Gender violence does not occur occasionally. It happens everyday, everywhere. Yet, we only take note when something out of the ordinary happens, something horrific like the December 16, 2012, gang rape in Delhi. The sheer brutality of that rape and murder is seared into our collective memories. It galvanised people, who had never before been out on the streets, to shout that enough is enough and this culture of violence must end. 

That was three years ago. Today, that culture of violence remains embedded, throwing up new shoots every day. What is frightening is the ordinariness and the pervasiveness of sexual violence: the acceptance that it is there and will always be there; that women will get beaten up; that girls will be sexually assaulted. It is this ordinariness that makes us immune, almost indifferent to the daily litany of sexual assaults against women. 
Look at any newspaper. The stories leap out at youevery day, any day: “Nine-year-old sexually assaulted by her teachers”; “21-year-old jobless youth held for sexual assault of two-year-old.” What we read about is but a sliver of the whole. Because the whole of it takes place behind closed doors, in hidden places where there are no eyes to note, no cameras to record. It includes crimes that we don’t read about, because no one goes there to witness them, to listen to the victims, to understand that violence against women is the new normal in some parts of our country.

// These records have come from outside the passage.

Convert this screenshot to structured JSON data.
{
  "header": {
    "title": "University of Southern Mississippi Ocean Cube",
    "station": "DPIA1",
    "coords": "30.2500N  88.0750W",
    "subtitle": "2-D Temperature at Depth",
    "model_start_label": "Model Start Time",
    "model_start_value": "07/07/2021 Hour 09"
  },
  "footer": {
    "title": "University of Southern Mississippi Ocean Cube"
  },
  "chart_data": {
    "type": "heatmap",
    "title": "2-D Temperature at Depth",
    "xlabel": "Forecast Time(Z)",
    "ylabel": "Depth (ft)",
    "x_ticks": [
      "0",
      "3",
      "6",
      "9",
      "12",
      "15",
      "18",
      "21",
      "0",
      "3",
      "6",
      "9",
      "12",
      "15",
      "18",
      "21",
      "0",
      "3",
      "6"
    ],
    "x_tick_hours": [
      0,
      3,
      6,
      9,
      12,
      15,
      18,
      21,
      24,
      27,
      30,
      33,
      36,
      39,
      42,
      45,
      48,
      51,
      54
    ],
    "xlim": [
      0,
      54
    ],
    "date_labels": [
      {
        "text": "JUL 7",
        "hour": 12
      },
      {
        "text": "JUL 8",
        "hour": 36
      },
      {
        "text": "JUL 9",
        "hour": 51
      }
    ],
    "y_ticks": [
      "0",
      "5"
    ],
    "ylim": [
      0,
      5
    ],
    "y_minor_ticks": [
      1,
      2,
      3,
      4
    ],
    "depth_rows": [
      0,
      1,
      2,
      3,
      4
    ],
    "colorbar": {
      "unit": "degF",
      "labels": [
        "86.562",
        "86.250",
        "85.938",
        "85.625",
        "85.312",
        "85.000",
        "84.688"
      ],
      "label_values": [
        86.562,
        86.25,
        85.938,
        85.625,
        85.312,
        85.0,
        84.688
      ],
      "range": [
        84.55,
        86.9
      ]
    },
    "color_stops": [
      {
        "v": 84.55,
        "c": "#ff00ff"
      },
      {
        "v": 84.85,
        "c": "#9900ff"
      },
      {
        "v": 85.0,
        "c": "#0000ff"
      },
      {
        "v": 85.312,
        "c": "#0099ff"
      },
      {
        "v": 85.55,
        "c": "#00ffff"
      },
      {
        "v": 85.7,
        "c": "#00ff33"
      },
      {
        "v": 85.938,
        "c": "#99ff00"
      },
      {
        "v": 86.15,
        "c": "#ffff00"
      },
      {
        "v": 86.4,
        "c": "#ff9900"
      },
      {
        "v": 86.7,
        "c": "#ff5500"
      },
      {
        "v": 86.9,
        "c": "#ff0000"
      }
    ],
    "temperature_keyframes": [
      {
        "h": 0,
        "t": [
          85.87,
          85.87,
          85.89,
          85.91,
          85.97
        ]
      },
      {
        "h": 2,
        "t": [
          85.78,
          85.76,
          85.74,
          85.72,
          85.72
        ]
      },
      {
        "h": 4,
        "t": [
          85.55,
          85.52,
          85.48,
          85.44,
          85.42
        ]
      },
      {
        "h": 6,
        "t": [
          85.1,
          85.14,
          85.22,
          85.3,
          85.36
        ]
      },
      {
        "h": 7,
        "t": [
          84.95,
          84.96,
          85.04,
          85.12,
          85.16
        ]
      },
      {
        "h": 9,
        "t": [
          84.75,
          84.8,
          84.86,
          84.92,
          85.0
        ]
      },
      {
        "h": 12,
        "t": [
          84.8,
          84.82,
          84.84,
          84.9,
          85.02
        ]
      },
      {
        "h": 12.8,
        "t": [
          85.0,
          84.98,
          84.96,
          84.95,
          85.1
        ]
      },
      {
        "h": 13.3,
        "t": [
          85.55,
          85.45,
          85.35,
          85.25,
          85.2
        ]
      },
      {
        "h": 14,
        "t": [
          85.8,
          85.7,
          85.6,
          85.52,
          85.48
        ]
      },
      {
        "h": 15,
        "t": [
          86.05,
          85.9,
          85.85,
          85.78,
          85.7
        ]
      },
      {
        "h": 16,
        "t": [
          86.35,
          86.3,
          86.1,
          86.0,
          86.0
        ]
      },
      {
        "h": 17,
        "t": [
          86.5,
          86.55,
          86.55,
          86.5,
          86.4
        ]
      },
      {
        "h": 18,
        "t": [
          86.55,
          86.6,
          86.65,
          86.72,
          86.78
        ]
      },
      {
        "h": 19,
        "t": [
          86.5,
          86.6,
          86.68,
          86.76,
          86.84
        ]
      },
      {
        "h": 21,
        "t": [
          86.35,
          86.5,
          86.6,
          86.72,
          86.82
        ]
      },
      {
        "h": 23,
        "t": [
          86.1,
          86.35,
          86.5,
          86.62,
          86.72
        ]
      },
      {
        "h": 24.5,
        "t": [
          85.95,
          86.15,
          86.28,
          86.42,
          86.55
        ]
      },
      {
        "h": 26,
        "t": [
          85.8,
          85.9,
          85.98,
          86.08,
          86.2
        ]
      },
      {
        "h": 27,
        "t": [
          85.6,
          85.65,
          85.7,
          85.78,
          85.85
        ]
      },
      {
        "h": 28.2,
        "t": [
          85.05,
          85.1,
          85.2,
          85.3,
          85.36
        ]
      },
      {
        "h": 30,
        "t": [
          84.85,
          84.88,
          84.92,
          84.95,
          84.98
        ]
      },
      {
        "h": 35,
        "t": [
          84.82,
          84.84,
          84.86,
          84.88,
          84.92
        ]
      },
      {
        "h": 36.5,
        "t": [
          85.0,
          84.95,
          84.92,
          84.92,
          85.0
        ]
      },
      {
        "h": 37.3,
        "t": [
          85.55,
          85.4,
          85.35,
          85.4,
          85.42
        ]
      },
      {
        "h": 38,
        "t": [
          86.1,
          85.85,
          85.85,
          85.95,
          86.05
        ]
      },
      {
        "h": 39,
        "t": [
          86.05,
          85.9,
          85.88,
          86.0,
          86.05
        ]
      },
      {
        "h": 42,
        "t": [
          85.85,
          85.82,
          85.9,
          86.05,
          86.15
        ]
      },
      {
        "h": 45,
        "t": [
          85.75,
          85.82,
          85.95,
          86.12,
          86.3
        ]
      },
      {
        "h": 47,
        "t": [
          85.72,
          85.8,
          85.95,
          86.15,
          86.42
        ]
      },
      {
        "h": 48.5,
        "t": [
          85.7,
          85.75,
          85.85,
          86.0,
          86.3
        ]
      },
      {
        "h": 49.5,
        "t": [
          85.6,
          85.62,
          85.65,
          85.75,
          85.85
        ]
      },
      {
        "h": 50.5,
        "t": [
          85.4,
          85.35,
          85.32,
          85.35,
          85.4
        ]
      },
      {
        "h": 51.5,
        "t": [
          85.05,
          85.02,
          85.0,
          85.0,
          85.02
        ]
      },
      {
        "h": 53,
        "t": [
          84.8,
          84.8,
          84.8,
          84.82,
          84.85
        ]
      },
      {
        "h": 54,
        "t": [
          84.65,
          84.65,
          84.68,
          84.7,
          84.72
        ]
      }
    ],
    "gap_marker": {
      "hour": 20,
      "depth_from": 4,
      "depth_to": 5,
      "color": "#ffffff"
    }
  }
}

One such place is Chhattisgarh. With deadly regularity, there are reports of encounter deaths. What is not reported is what precedes or follows these encounters. Some of these stories have been reported in local newspapers but barely a word has appeared in the national media. As usual, a curtain of invisibility falls on incidents that occur in places that the media cannot access or does not try to access.

A few brave local journalists have tried to report on some of these stories that would otherwise be forgotten. And they have paid a heavy price for this. Two of them, Santosh Yadav and Somaru Nag, are still in jail in Chhattisgarh after being picked up in September and July respectively on suspicion of being sympathetic to the ‘Naxals’.

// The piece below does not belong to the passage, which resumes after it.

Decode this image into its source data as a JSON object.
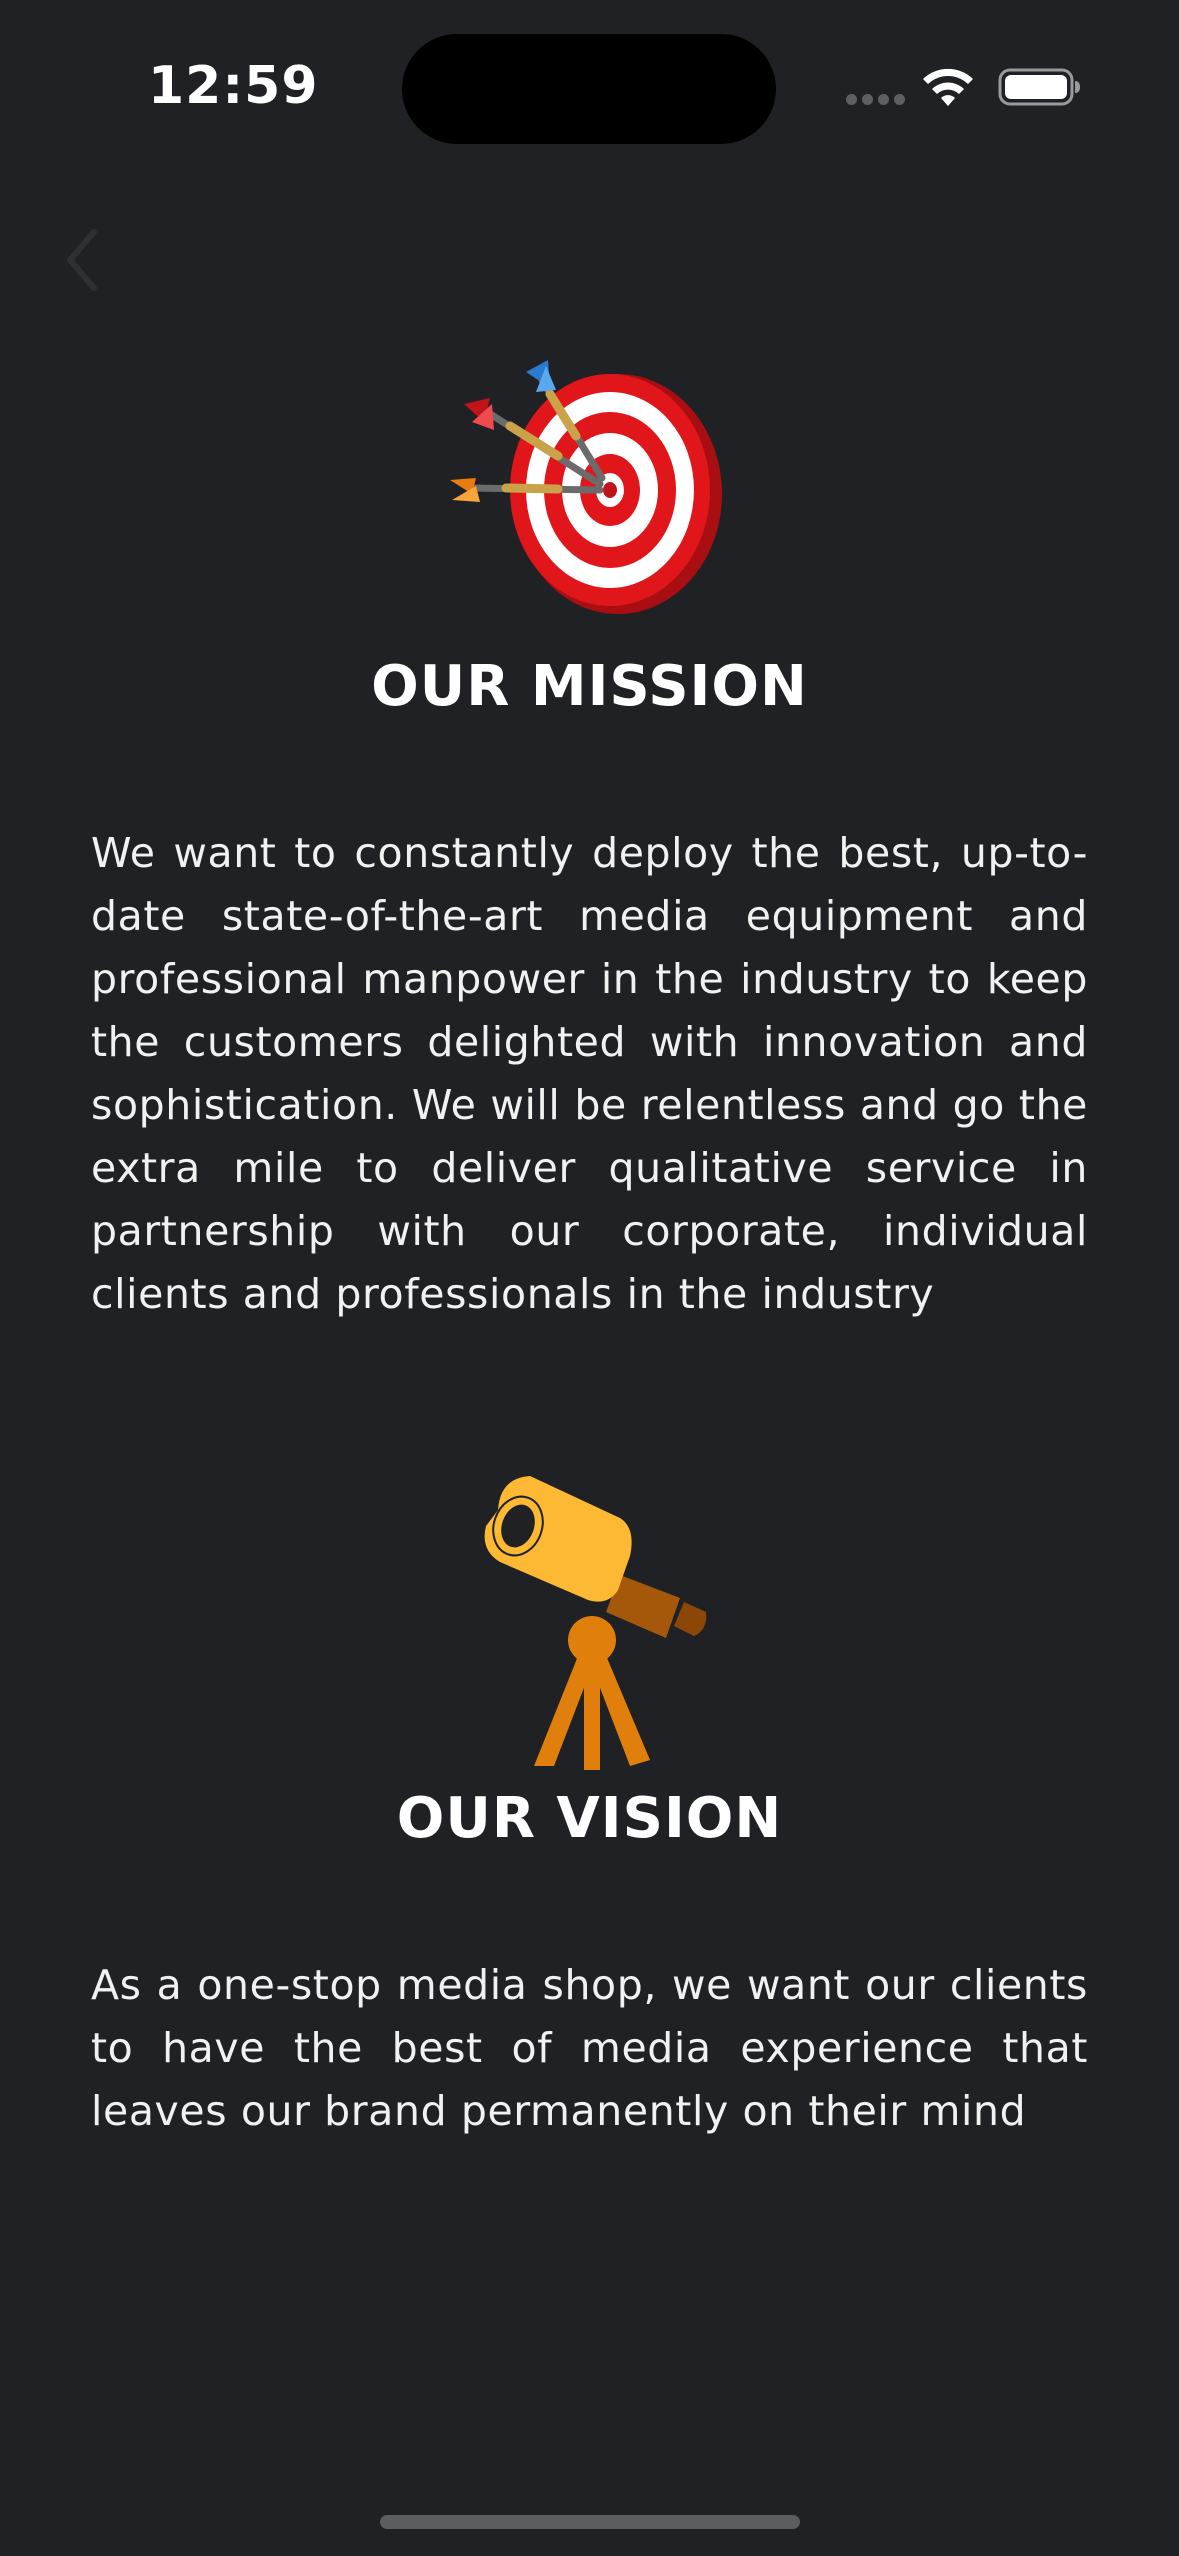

Apart from “encounter” killings, women in these troubled districts of Chhattisgarh have been targeted. Their stories remain largely unreported and uninvestigated. The report by Women Against Sexual Violence and State Repression that recently sent a team to investigate the impact of the conflict on women, speaks of the violence, rape and sexual assault that the local women live with every day. Their report, about incidents during October 2015, is based on testimonies by dozens of women.

One such story was that of a 14-year-old girl from Peddagulur village in Bijapur district. According to the report, the girl “was grazing cattle with other women when she was chased by security forces. Overpowered and blind-folded, she was raped by at least three people before she became unconscious.” Another tragic story is that of a four-month pregnant woman who was stripped by the security forces, “repeatedly dunked in the stream, and then gang-raped.” Other women spoke of being chased, beaten, their houses looted and their property destroyed.

Despite this report, the higher ups in the police dismiss the complaints as propaganda. When you divide a population into ‘us’ and ‘them’, and the latter are seen as ‘terrorists’, then anything can be denied. Crimes against humanity become propaganda. And by refusing to even acknowledge that these crimes have occurred, the state seeks to erase them from history.

In this case, there are two small factors that give some hope. One, that the women’s group and the local media were able to reach these villages and record the testimonies of the women. And two, that some of these women could travel to the district headquarters and depose before a district collector who was willing to listen and a police officer who was open to filing an FIR.

It is still a long haul from this stage to one where the men involved will be caught and punished. But given that practically no case of this kind has made it even to the FIR stage, it is worth noting. To come back to special days, and activism against gender violence, this is needed, every day, and against all forms of violence. Not just the sexual assaults in our cities, or those that the media choose to highlight.